Another supporter, Noah, told BuzzFeed News he believes that those calling some right-wing news reports "fake" are biased toward the left.
Noah, a college student attending the rally while home for the holidays, said it was unfair for the media to "pick and choose" websites to label as fake based on their conservative viewpoint.
Jennifer Price, who attended the rally with her WWII veteran father-in-law, said that she believes anyone who falls for fake news is "crazy." However, she said she thinks it equally comes from both sides of the political spectrum.
"I just think it's the people falling for it that's the issue," she said.
When asked if she thought fake news may have swayed voters toward Trump, Price said "if anything, I think it would have swayed them the other way."
"The fake news that I saw was against Trump," she said.
Nelson, who came to the rally with his two sons, said he didn't think fake news swayed the election.
"I think there was a groundswell, people wanted to take back the country ... the results speak for themselves," he said.

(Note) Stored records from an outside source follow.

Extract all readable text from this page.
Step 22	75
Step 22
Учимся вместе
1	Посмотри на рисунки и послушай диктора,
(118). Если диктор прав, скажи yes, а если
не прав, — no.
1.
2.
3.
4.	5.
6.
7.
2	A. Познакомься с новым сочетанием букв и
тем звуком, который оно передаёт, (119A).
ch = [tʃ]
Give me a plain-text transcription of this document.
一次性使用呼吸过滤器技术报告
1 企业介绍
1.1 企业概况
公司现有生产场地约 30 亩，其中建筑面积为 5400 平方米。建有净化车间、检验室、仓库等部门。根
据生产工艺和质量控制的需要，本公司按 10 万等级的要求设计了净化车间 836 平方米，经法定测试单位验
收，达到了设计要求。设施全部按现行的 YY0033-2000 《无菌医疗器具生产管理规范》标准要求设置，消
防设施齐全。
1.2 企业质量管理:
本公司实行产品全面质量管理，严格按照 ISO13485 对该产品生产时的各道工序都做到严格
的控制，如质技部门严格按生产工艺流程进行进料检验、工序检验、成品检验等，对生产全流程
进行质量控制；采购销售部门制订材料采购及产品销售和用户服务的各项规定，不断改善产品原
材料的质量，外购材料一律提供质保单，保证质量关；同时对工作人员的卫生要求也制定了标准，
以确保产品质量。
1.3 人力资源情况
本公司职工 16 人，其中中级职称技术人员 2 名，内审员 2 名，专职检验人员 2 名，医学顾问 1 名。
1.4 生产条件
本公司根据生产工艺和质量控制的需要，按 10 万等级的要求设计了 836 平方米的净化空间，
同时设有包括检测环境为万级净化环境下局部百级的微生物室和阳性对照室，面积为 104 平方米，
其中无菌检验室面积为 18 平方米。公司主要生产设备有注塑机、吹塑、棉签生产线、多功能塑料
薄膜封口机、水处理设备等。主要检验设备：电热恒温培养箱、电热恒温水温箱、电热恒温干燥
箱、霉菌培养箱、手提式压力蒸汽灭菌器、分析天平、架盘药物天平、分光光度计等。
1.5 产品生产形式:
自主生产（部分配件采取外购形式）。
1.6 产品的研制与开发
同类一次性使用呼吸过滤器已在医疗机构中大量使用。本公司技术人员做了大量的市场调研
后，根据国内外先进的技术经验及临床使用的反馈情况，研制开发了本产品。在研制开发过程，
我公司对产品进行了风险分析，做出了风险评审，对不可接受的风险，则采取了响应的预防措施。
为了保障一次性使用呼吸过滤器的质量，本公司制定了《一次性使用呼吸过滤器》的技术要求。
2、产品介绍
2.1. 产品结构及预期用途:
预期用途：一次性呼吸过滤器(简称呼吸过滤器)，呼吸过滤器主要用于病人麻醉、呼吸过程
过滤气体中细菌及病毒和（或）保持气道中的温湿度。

Like the others, he said most fake news reporting he has seen came from mainstream news outlets.
"I think most of the fictitious or overblown reports came from the liberal media," he said.
Another supporter, Dr. Michael Umeadi, asked how the media can declare some stories "fake" after polls conducted by news outlets failed to accurately predict the outcome of the presidential election.
"Nobody believed that President-elect Trump would win," he said. "They brought out their data, its fake data...that was fake data."